Jewell went through something that no one should have to endure. Eastwood doesn't downplay that ordeal, including the fact that Jewell's status as a suspect was widely publicised — even though he was never charged — but the clearing of his name wasn't. And yet, when it comes to portraying the FBI and media, Eastwood does exactly what they both did to his protagonist. Law enforcement and the press are treated so simplistically in Richard Jewell, especially Scruggs, that Eastwood slants the film in one direction and doesn't care to look elsewhere. You could read the filmmaker's version of Scruggs as another of his celebrated working-class characters doing whatever it takes to get by. Wilde's brash, committed portrayal of the now-deceased journalist certainly aims for that interpretation. But there's just not enough depth, balance and empathy on Eastwood's part to support it. Scruggs is a clear villain here — so much so that Eric Rudolph, the actual perpetrator of the attack, barely rates a mention.

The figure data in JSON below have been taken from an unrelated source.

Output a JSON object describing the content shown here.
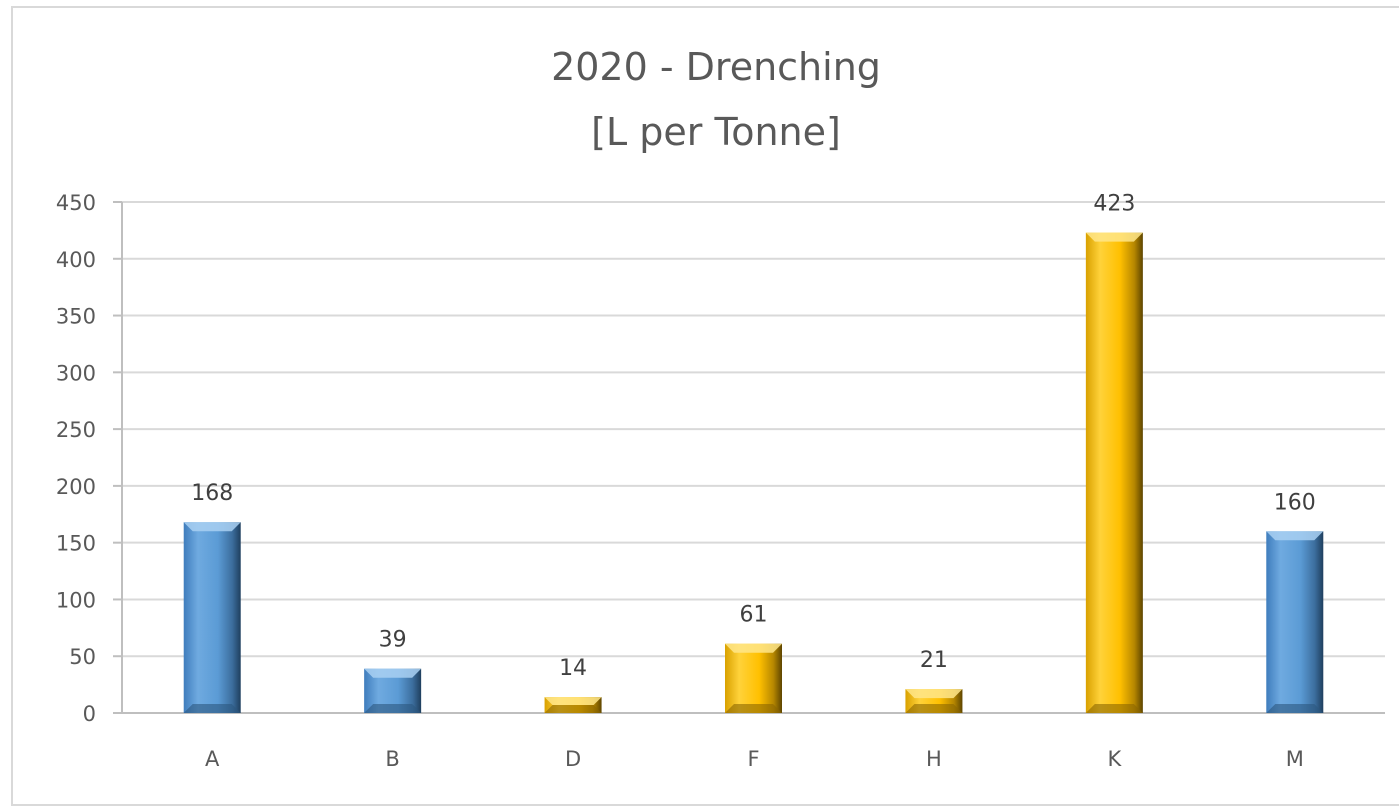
{
  "chart_data": {
    "type": "bar",
    "title": "2020 - Drenching",
    "subtitle": "[L per Tonne]",
    "xlabel": "",
    "ylabel": "",
    "categories": [
      "A",
      "B",
      "D",
      "F",
      "H",
      "K",
      "M"
    ],
    "values": [
      168,
      39,
      14,
      61,
      21,
      423,
      160
    ],
    "data_labels": [
      "168",
      "39",
      "14",
      "61",
      "21",
      "423",
      "160"
    ],
    "bar_colors": [
      "#5B9BD5",
      "#5B9BD5",
      "#FFC000",
      "#FFC000",
      "#FFC000",
      "#FFC000",
      "#5B9BD5"
    ],
    "ylim": [
      0,
      450
    ],
    "yticks": [
      "0",
      "50",
      "100",
      "150",
      "200",
      "250",
      "300",
      "350",
      "400",
      "450"
    ],
    "grid": true,
    "legend": "none"
  }
}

If Richard Jewell proved bombastic across the board, then its treatment of Scruggs mightn't stand out as much as it does. But Eastwood takes great care to show the complexity of Jewell's situation, laying out the details in a manner befitting any weighty police procedural or 'wrong man' thriller. His staging of the bombing is as tense, gripping and superbly crafted as anything in his 38 films behind the lens — and he smartly anchors the movie around Hauser's multifaceted performance as a man teeming with contrasts. What lingers, though, is the glaring contradiction at the heart of the feature. Richard Jewell advocates against one-note judgements while flaunting its own. It champions the truth about someone unfairly pilloried by the media, yet spins its own questionable story about a real-life figure. Yes, this is a film about a hero, but it didn't need to be a movie about a cartoonish villain as well.